1991年2月8日晚,被告人张某找顾某商定,以写信的方式通知刘某1之父刘某,要其拿现金7000元于指定的时间和地点来赎领刘某1。翌日上午,张将由其书写的给刘某的勒赎信,托付他人送给了刘某。当天下午,张某一人赶赴约定交钱赎人的地点即江西省吉安县桐坪汽车站,在与刘某交接钱和小孩时,被公安人员当场抓获。随后,被告人顾某、朱某、罗某也被抓获归案。
上述犯罪事实,有被害人的陈述、证人证言、勒赎信件和当场抓获张某的笔录等证据证明属实,事实清楚,证据确凿充分,各被告人亦供认不讳。
(四)一审判案理由
1.根据最高人民检察院和最高人民法院1990年4月27日司法解释的规定,对以人质勒索他人财物的犯罪,依照《中华人民共和国刑法》第一百五十条之规定,以抢劫罪论处。被告人张某、顾某、朱某、罗某将1名5岁小孩绑架作人质,然后向其家长勒索人民币7000元的行为,符合上述司法解释的规定,应以抢劫罪论处。
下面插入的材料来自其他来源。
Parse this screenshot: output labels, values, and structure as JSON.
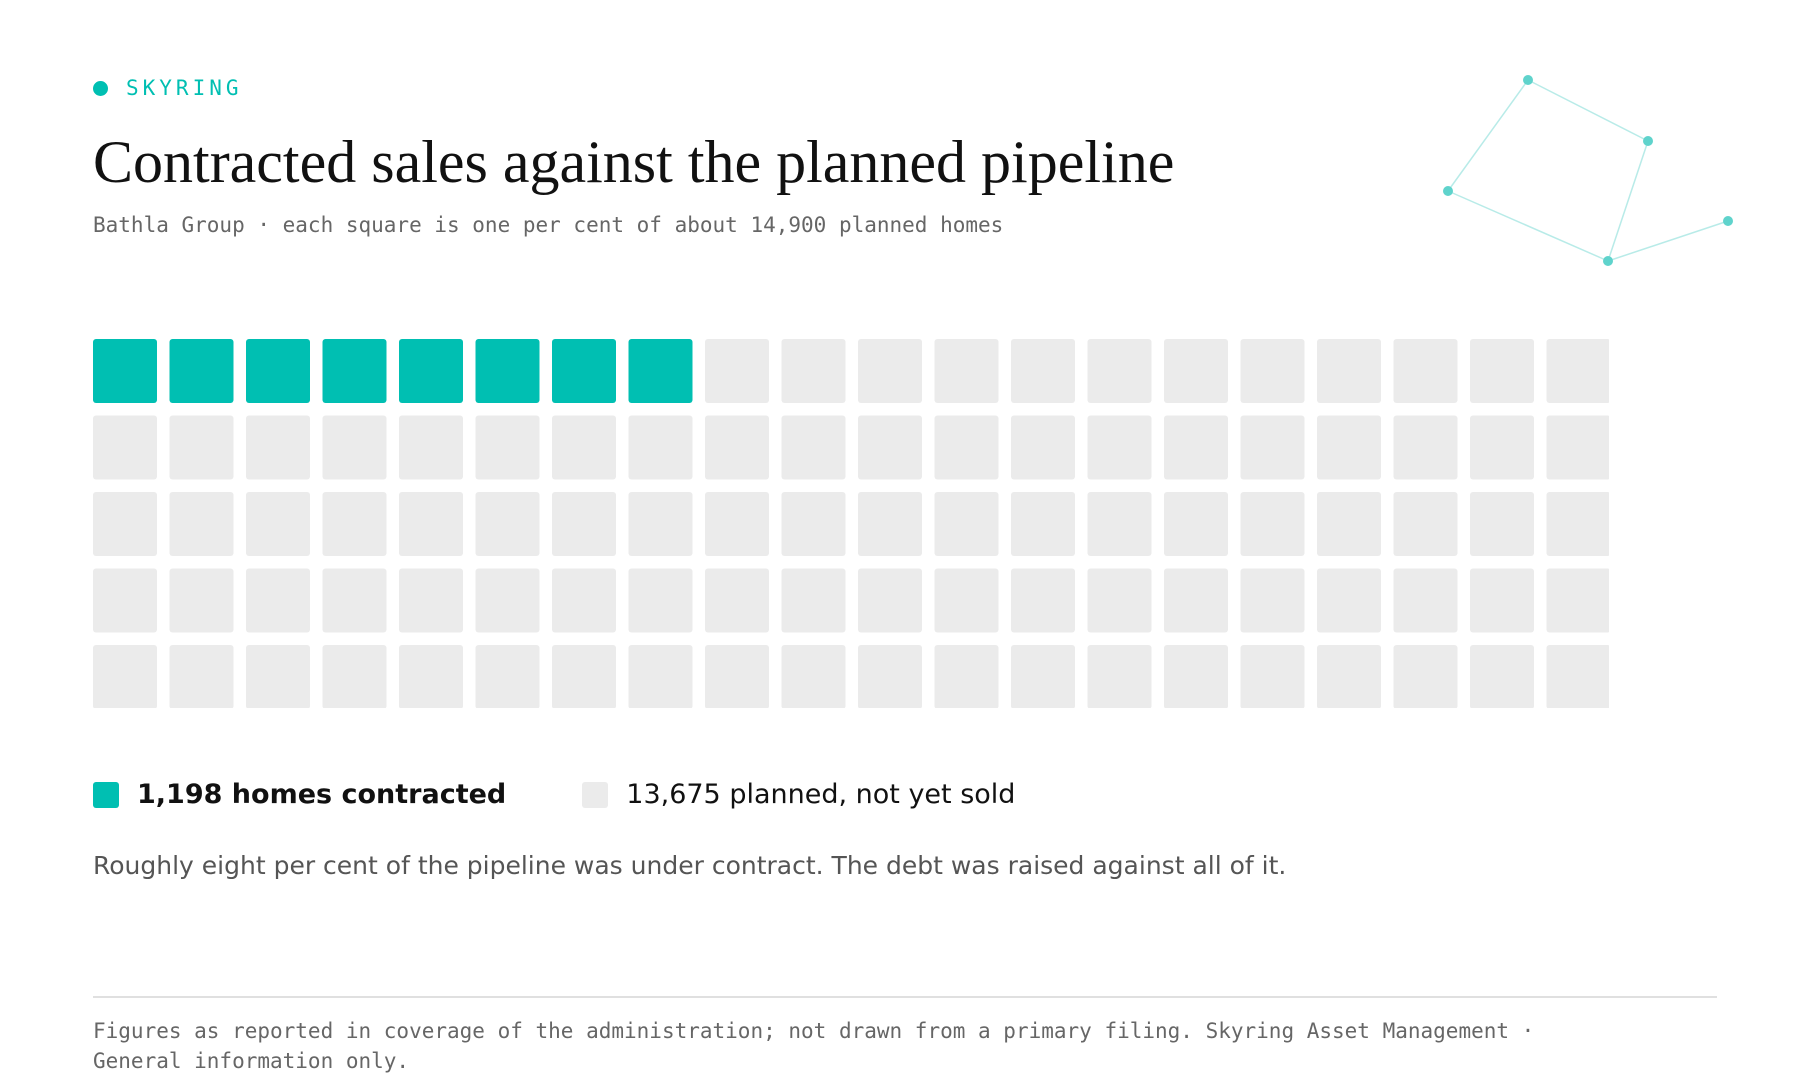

2.被告人张某先后邀集朱某、顾某、罗某3人共同实施犯罪,并亲自绑架和隐匿人质小孩,接着又书写勒索信件,到约定地点索取赎金,在整个犯罪中起主要作用,是本案主犯;被告人顾某积极参与犯罪,提供作案对象,策划作案方式,虽系本案从犯,但在共同犯罪中所起的作用仅次于被告人张某;被告人朱某最早与被告人张某取得共同犯意,在1991年2月6日晚作案未成后又继续积极参与绑架人质,系本案从犯;被告人罗某对被告人张某等的犯罪行为不但不制止,不揭发,反而出于贪利动机,与被告人张某取得共同犯意,并将绑架来的小孩进行转移,参与实施了犯罪活动,亦属本案的从犯。
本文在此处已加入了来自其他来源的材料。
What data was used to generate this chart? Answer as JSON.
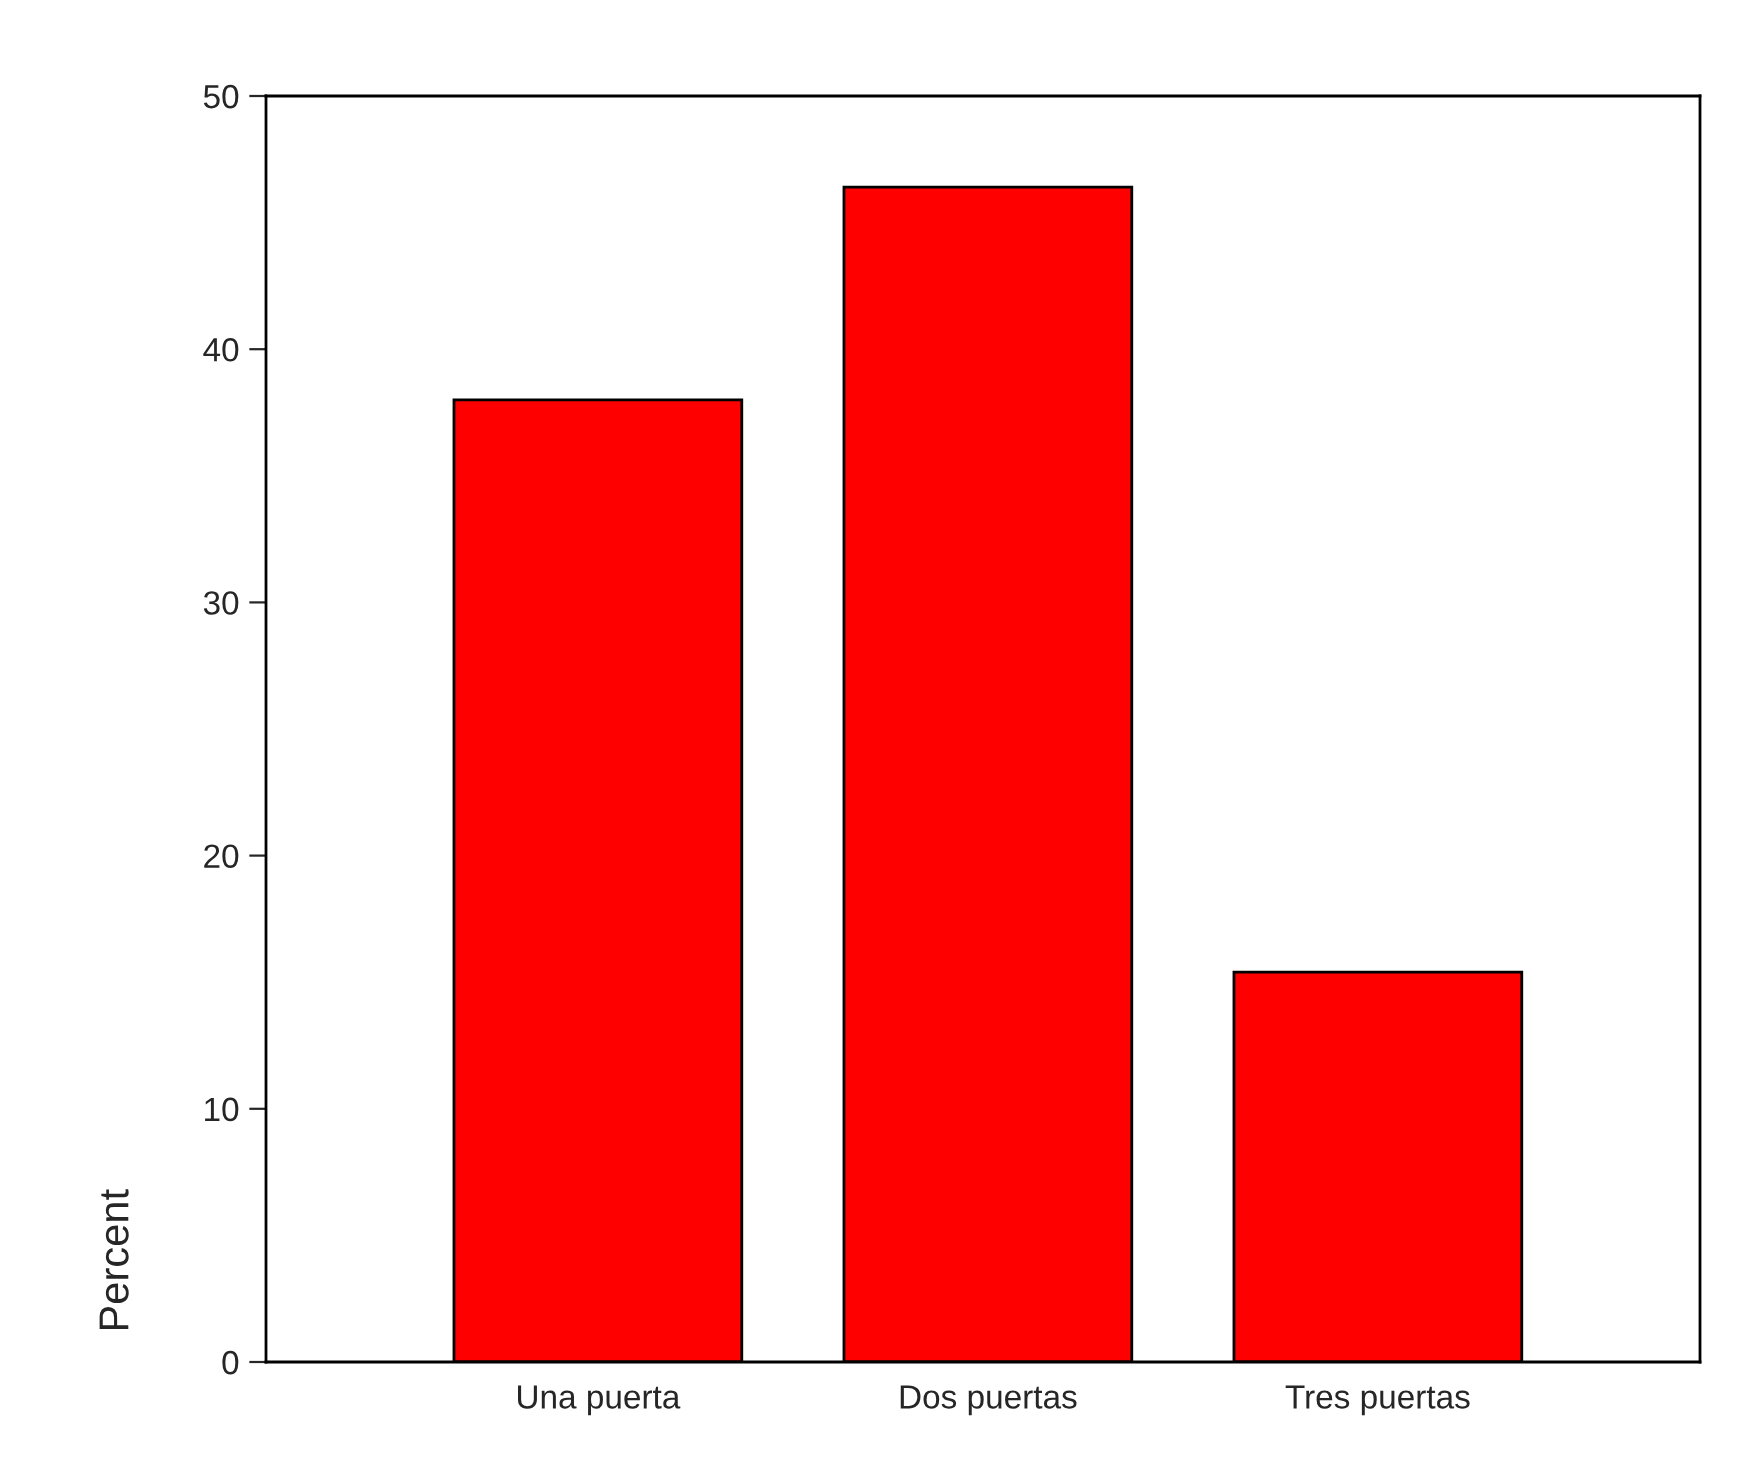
{
  "chart_data": {
    "type": "bar",
    "categories": [
      "Una puerta",
      "Dos puertas",
      "Tres puertas"
    ],
    "values": [
      38.0,
      46.4,
      15.4
    ],
    "color": "#ff0000",
    "ylabel": "Percent",
    "ylim": [
      0,
      50
    ],
    "yticks": [
      0,
      10,
      20,
      30,
      40,
      50
    ],
    "grid": false,
    "legend": false
  }
}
3.鉴于被告人张某等年纪尚轻,又属偶犯,其具体犯罪情节和后果,尚未达到《中华人民共和国刑法》第一百五十条第二款规定的严重程度,因此在处罚时,应依照《中华人民共和国刑法》第一百五十条第一款之规定,在十年以下三年以上有期徒刑的幅度内分别量刑。
(五)一审定案结论
一审法院即江西省吉安市人民法院根据上述认定的事实、证据和判案理由,依照《中华人民共和国刑法》第一百五十条第一款、第二十二条、第二十三条、第二十四条之规定,于1991年7月24日对被告人张某、顾某、朱某、罗某作出如下判决:一、被告人张某犯抢劫罪,判处有期徒刑八年;二、被告人顾某犯抢劫罪,判外有期徒刑七年;三、被告人朱某犯抢劫罪,判处有期徒刑四年;四、被告人罗某犯抢劫罪,判处有期徒刑三年。
(六)二审情况
1.江西省吉安市人民法院一审判决宣判后,被告人顾某、朱某、罗某表示服判不上诉;被告人张某不服,上诉于江西省吉安地区中级人民法院。其上诉的主要理由是认为他不是主犯,而是在被告人顾某的教唆下参与了犯罪的。
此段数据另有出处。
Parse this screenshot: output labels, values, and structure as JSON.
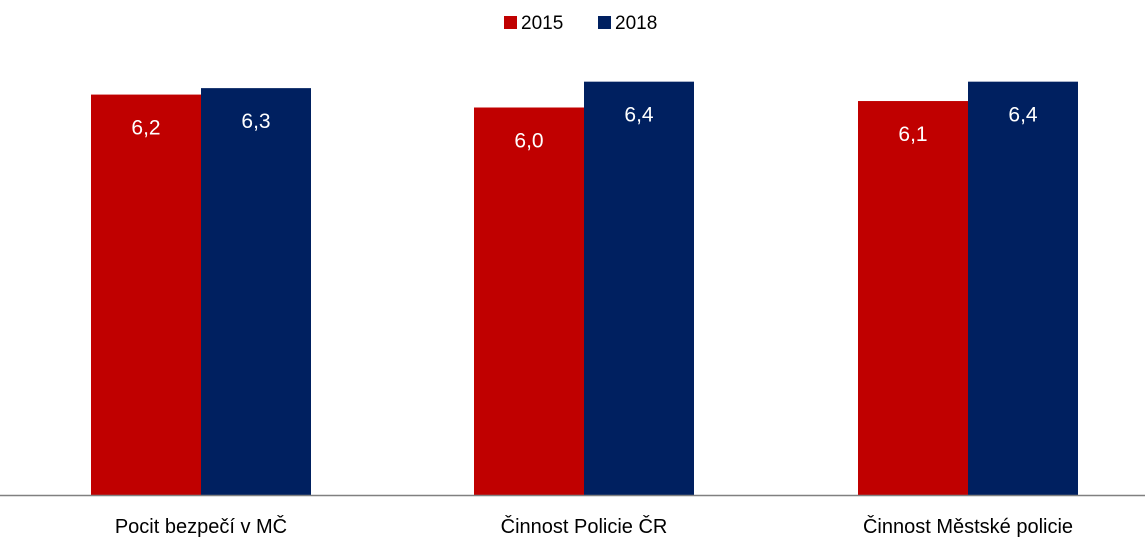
{
  "chart_data": {
    "type": "bar",
    "categories": [
      "Pocit bezpečí v MČ",
      "Činnost Policie ČR",
      "Činnost Městské policie"
    ],
    "series": [
      {
        "name": "2015",
        "color": "#C00000",
        "values": [
          6.2,
          6.0,
          6.1
        ],
        "labels": [
          "6,2",
          "6,0",
          "6,1"
        ]
      },
      {
        "name": "2018",
        "color": "#002060",
        "values": [
          6.3,
          6.4,
          6.4
        ],
        "labels": [
          "6,3",
          "6,4",
          "6,4"
        ]
      }
    ],
    "ylim": [
      0,
      7.2
    ],
    "grid": false,
    "legend_position": "top-center",
    "axis_color": "#808080",
    "label_color": "#FFFFFF",
    "text_color": "#000000"
  }
}
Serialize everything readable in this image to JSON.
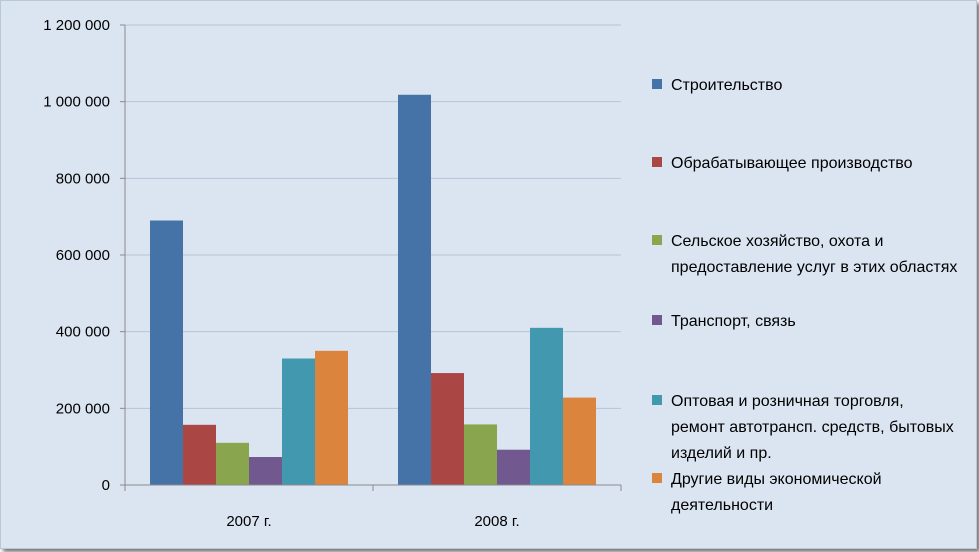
{
  "chart_data": {
    "type": "bar",
    "categories": [
      "2007 г.",
      "2008 г."
    ],
    "ylim": [
      0,
      1200000
    ],
    "yticks": [
      "0",
      "200 000",
      "400 000",
      "600 000",
      "800 000",
      "1 000 000",
      "1 200 000"
    ],
    "ytick_values": [
      0,
      200000,
      400000,
      600000,
      800000,
      1000000,
      1200000
    ],
    "grid": true,
    "legend_position": "right",
    "series": [
      {
        "name": "Строительство",
        "color": "#4572a7",
        "values": [
          690000,
          1018000
        ]
      },
      {
        "name": "Обрабатывающее производство",
        "color": "#aa4643",
        "values": [
          157000,
          292000
        ]
      },
      {
        "name": "Сельское хозяйство, охота и предоставление услуг в этих областях",
        "color": "#89a54e",
        "values": [
          110000,
          158000
        ]
      },
      {
        "name": "Транспорт, связь",
        "color": "#71588f",
        "values": [
          73000,
          92000
        ]
      },
      {
        "name": "Оптовая и розничная торговля, ремонт автотрансп. средств, бытовых изделий и пр.",
        "color": "#4198af",
        "values": [
          330000,
          410000
        ]
      },
      {
        "name": "Другие виды экономической деятельности",
        "color": "#db843d",
        "values": [
          350000,
          228000
        ]
      }
    ]
  }
}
2.江西省吉安地区中级人民法院二审经审理确认:吉安市人民法院一审判决认定上诉人张某首先主动向被告人朱某和顾某、罗某表明自己绑架人质以勒索钱财的犯意或行为,并纠集他们先后参加了这一犯罪活动,共同实施了绑架5岁小孩刘某1和向刘某1之父刘某勒索7000元的犯罪行为,事实清楚,证据确凿、充分,足以确认属实。对上诉人及其他各被告人在共同犯罪过程中所起的作用及其罪责的确认也是正确的。本案在审判程序上合法,适用法律正确,原判应予维持。
上诉人张某在上诉中声称自己犯罪是受被告人顾某教唆所致,因而否认自己是共同犯罪的主犯。查上诉人张某在与被告人顾某勾结之前,就已和被告人朱某表明自己图谋绑票的犯意,并经共谋后曾一同寻机作案未果,足见其犯意早已形成,不是什么“顾某教唆所致”。这是因为上诉人张某和朱某共同伺机作案未果,其犯罪的恶念未息,才又教唆和纠合被告人顾某共同作案的,而且是他带领朱某去和顾某共谋策划后实施犯罪行为的,在绑架刘某1之后,也是他纠集被告人罗某参与共同犯罪而为之隐匿人质的。一系列事实足以证明,上诉人张某就是本案的主犯,其在共同犯罪中起主要作用的地位是明确的,故其上诉理由不能成立,应予驳回。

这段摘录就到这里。